Ultimately unless she engages with you you won't know, but the main thing is for you to find ways of nurtuting yourself and the 'childlike' part of yourself that feels lost and abandoned .

I found transactional analysis really useful, have you heard of it? It looks in detail at childhood experiences and ways of moving on from traumas'

Sorry got to dash, screaming baby!

Piccadilly Mon 06-Jun-11 10:25:43

I don't know if the "stately homes" thread in the "Mental Health" Talk forum would be useful for you??? Have a look if you haven't already.

StellaRose11 Mon 06-Jun-11 17:45:15

lechatnoir I have considered cutting her off my life. I don't know if I need that break to heal or if I can accommodate her presence in my life and be healed down the line sometime (though healing may be too much of a strong word, i'm trying not to get my hopes up).

However, I have to weigh the pros and cons of having her as an involved grandmother..And if she really has some issues herself that she doesn't know how to deal with, then there is a chance she might come around as she ages and realises what is important in life.

whymumwhy I can relate to your post. I first received therapy aged 17 and from then on the therapists all focused on my immediate social problems and also assumed a healthy upbringing and family life. I guess I never joined the dots, and neither did they. It is only in my early 20s when I met my bf, who told me that my Mum was the cause of all this. From then on, I mention my background in detail, and therapists have emphasised my lack of an ability to self sooth.

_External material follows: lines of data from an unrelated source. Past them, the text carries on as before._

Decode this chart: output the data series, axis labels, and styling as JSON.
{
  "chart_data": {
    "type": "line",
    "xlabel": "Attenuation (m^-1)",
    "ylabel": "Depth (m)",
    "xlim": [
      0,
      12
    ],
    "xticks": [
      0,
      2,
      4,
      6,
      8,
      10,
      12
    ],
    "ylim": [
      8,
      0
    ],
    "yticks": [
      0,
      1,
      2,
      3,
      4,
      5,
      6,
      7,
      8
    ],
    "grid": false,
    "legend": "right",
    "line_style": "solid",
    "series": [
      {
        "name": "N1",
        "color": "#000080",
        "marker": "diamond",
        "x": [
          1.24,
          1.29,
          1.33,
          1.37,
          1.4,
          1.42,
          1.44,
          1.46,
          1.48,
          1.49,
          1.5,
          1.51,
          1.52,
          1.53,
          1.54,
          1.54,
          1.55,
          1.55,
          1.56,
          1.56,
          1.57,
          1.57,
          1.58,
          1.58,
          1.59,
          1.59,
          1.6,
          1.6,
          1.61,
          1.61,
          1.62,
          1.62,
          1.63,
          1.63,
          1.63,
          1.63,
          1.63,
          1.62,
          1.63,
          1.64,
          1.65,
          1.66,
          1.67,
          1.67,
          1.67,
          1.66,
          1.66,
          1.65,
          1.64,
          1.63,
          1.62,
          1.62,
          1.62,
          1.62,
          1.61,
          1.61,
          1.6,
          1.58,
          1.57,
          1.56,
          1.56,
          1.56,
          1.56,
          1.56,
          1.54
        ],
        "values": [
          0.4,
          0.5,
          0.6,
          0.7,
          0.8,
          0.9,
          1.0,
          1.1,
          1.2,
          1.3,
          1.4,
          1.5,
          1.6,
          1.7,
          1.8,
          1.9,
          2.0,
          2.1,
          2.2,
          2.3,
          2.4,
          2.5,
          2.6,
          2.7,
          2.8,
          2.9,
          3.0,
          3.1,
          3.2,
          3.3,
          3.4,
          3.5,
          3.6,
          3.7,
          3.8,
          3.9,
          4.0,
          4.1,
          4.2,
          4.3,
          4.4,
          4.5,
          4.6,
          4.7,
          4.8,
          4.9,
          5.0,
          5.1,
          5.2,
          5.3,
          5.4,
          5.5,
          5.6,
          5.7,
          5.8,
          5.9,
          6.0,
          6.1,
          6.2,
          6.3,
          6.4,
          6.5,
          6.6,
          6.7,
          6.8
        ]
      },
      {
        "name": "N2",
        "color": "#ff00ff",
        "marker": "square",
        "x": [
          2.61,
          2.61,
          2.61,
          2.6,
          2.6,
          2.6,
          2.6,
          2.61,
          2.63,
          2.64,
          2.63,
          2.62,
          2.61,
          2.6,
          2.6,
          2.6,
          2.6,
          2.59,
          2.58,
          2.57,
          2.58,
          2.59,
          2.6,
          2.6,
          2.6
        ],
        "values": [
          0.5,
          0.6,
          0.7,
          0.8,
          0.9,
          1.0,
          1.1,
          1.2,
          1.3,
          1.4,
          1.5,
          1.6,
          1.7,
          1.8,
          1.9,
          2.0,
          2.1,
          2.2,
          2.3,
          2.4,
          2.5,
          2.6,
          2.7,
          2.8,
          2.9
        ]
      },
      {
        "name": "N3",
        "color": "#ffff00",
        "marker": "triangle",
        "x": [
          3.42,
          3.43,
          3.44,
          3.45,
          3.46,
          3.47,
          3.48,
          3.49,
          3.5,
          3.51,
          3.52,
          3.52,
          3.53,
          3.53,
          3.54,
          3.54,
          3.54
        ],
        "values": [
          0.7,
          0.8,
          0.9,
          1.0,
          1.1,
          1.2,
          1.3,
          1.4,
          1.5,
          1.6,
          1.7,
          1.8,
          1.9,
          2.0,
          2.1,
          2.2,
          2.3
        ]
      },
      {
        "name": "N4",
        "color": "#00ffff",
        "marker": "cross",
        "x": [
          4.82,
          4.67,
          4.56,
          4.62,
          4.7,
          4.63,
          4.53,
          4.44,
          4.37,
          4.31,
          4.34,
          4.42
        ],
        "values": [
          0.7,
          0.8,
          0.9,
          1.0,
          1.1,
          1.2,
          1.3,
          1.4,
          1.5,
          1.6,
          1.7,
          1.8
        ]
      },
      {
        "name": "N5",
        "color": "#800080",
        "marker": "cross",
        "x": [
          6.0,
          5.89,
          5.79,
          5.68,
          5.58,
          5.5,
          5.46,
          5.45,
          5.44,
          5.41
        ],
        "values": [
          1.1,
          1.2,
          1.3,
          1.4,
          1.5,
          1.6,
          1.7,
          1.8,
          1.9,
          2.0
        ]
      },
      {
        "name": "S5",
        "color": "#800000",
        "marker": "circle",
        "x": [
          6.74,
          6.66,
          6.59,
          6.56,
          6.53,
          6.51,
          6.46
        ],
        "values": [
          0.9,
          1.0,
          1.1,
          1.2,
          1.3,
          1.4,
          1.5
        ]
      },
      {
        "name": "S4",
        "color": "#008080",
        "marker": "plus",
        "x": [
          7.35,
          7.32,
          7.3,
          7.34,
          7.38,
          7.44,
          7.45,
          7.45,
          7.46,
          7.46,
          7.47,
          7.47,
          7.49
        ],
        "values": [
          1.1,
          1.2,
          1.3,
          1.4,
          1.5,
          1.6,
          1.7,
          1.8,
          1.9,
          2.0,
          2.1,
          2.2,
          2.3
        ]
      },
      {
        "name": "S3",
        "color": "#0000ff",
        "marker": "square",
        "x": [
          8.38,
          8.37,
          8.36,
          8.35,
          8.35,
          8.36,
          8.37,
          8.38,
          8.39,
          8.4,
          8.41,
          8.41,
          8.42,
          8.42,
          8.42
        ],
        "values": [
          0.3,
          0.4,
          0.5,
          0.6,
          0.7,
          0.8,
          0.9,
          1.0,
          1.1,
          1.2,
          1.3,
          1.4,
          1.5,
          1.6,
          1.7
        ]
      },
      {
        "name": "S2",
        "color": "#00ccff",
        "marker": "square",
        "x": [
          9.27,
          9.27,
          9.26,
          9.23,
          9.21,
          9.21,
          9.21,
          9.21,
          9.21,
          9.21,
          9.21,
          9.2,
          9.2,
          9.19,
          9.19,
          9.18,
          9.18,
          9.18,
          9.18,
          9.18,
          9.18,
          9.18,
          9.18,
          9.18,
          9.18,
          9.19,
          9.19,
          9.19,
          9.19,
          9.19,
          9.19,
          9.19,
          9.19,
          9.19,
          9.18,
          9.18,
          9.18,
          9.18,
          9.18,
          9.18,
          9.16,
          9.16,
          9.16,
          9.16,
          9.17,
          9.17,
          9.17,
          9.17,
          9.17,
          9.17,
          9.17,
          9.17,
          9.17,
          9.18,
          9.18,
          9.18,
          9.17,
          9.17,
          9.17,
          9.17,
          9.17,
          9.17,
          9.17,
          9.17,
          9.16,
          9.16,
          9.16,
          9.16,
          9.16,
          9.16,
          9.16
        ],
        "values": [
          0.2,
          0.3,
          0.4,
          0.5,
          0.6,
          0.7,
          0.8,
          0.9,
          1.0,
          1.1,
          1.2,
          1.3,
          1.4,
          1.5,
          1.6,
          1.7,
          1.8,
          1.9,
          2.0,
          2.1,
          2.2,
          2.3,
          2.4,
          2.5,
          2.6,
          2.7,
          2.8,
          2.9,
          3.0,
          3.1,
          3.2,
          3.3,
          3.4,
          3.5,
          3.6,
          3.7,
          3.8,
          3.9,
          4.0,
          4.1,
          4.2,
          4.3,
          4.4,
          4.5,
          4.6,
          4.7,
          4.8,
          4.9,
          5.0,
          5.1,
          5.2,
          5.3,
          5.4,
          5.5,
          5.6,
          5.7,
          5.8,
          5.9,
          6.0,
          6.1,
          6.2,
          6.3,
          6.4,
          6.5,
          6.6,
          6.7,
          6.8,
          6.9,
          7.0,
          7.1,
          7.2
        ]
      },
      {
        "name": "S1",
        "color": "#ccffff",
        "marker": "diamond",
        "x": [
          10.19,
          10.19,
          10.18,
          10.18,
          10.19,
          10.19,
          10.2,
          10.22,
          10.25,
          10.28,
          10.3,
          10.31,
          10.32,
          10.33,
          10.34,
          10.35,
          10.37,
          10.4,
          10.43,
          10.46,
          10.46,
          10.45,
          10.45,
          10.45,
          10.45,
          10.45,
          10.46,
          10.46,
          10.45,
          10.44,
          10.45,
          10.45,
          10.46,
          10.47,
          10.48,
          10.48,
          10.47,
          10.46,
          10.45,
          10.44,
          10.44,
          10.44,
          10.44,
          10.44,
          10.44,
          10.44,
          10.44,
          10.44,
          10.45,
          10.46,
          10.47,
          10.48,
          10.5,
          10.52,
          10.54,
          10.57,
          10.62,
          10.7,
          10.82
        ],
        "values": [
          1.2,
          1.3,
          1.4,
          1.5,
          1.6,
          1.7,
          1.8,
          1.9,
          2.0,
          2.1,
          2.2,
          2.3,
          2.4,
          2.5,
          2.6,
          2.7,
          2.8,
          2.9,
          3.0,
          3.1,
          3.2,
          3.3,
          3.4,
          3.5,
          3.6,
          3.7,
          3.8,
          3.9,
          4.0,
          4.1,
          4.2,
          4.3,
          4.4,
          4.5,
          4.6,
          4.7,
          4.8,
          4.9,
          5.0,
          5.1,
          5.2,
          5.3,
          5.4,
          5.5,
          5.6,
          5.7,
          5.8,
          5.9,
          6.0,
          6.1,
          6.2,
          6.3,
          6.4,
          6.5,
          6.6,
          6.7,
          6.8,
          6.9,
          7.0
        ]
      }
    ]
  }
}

I am also angry at the world and at my mother when I am in emotional distress, and perhaps also angry at myself because I know I am vulnerable and helpless. I think your suggested approach is probably the healthiest, because it puts me in the driving seat and her role in my life diminishes, without disappearing completely. I will look into transactional analysis. I have had psychodynamic therapy and found that to be useful with depression and anger. My problem with therapy is that I am always asking for answers from other people to explain my past and the way I am. I have no sense of self and I think it takes a bloody good therapist to bring me to help myself.

Piccadilly, I am having trouble returning the right result for ''stately homes'' in that forum. Will look at it again when I have time. Thanks.